Sur la platine

Trompettes de la renommée

Trois enregistrements discographiques paraissent où la trompette, instrument sacralisé du Jazz, est mise en évidence.


Tout au long du XXe siècle, des générations successives de trompettistes ont semé des pépites, en particulier dans le bebop, alors que certains de leurs contemporains n’eurent pas toujours les honneurs de la presse. Beaucoup terminèrent leur carrière comme seconds couteaux. Restent alors les rééditions bienvenues surgissant après des décennies, et qui se confrontent à l’actualité des sorties discographiques, avec toujours en toile de fond la trompette qui, elle, n’a pas dit son dernier mot.

Tout d’abord nous retrouvons la poésie unique de Chet Baker avec cet enregistrement inédit, Blue Room : The 1979 Vara Studio Sessions In Holland. Le moins qu’on puisse dire, c’est que cet album est une pure délectation. Chet et ses musiciens inspirés donnent une leçon de musique magistrale d’une fraîcheur providentielle. Les bandes enregistrées nous parviennent après quarante-quatre ans, sans produire la moindre impression poussiéreuse, tant du point de vue artistique qu’en matière de restitution sonore. C’est un moment de grâce dans la carrière tumultueuse du trompettiste et tout simplement l’affirmation d’un créateur autodidacte éblouissant. Ces séances enregistrées au studio d’Hilversum dans le légendaire Vara Studio 2 par Edwin Rutten sont empreintes de magnétisme. Deux quartets se succèdent, d’où émerge Phil Markowitz qui sublime les solos de Chet Baker par un toucher constamment inventif, les traits pianistiques évoquant quelquefois les attaques rythmiques mordantes de Franco d’Andrea. Jean-Louis Rassinfosse n’est pas en reste, chaque intervention soliste de sa part se dévoilant avec une élégance exaltante, le tout servi par un superbe son de contrebasse boisé.
Et soudain surgit le chant diaphane de Chet, irradiant la musique avec majesté, son intériorisation dévoile alors son être émotionnel et fragile. Ce double album exhumé par Zev Feldman et Frank Jochemsen est d’ores et déjà inscrit dans l’intemporalité.

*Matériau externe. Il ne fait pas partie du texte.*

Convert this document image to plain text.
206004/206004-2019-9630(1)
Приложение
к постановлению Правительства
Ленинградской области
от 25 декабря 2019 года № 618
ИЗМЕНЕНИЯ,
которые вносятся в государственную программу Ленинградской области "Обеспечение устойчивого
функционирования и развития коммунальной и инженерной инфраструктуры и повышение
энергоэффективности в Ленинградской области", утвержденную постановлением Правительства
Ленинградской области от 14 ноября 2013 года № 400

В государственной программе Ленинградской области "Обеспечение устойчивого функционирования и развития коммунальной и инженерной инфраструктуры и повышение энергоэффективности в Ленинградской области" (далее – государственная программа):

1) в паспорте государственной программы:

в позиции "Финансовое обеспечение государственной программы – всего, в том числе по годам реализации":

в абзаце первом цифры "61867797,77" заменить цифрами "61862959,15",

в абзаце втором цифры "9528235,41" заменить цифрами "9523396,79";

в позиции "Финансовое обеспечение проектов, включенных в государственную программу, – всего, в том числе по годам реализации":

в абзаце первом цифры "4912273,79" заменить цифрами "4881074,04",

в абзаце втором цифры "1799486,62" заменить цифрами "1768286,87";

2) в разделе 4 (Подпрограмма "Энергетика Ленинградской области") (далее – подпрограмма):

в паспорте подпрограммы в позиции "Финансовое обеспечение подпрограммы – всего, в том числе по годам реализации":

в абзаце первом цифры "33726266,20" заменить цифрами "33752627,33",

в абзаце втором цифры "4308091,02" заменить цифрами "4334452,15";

Allan Botschinsky fut le trompettiste phare de la scène danoise, disparu en 2020. Si sa discrétion ne lui a jamais permis d’être reconnu à sa juste valeur, cet enregistrement public enregistré en 1996 au Tivoli Gardens de Copenhague permet de le découvrir à la tête d’un quintet soudé et démontre son attachement au bebop et à la recherche continuelle d’une sonorité limpide. La formation joue avec ferveur et déjoue des grilles harmoniques complexes. Chaque intervention soliste sublime des cadences harmoniques astucieuses. Le guitariste Jacob Fischer se révèle le partenaire idéal du trompettiste, tant par son soutien rythmique que par ses interventions solistes où se manifestent les parfums de Tal Farlow et de Doug Raney. Le jazz véhiculé tout au long de cette prestation en public s’offre alors avec une frugalité qui atteste de l’amour dévolu aux standards par Allan Botschinsky.

Changement d’époque avec la sortie de Brigà du trompettiste italien Flavio Boltro. C’est un parcours ethnologique qui est engendré par une formation qui nous plonge dans l’inconnu avec une grande habileté. Les effluves du bebop y sont présents mais de manière sous-jacente, la texture du quintet visant une fusion sonore avec les airs traditionnels d’outre-Alpes chantés avec conviction par Jérôme Casalonga et les boucles électroniques du DJ Malik Berki qui scratche avec une grande habileté. Le quintet adopte une esthétique pittoresque et c’est une succession de climats inusités qui s’impose. Le trompettiste piémontais brouille les cartes, proposant un renouvellement mélodique qui lui permet d’imprimer des interventions lyriques. Le traitement sonore de la trompette élargit le spectre de la musique et permet d’amplifier les improvisations. La diversité des rencontres artistiques qui ont peuplé l’univers du sexagénaire Flavio Boltro s’inscrit pleinement dans ce disque aventureux, nous rappelant qu’il fut un étudiant surdoué de la trompette classique au Conservatoire de Turin, mais qu’il associa très vite son nom aux légendes du bebop (Cedar Walton notamment). Les frontières n’ont pas cours dans Brigà, la globalité du monde actuel s’exprime avec force tout au long de cet album remarquable où la trompette est une fois de plus sublimée.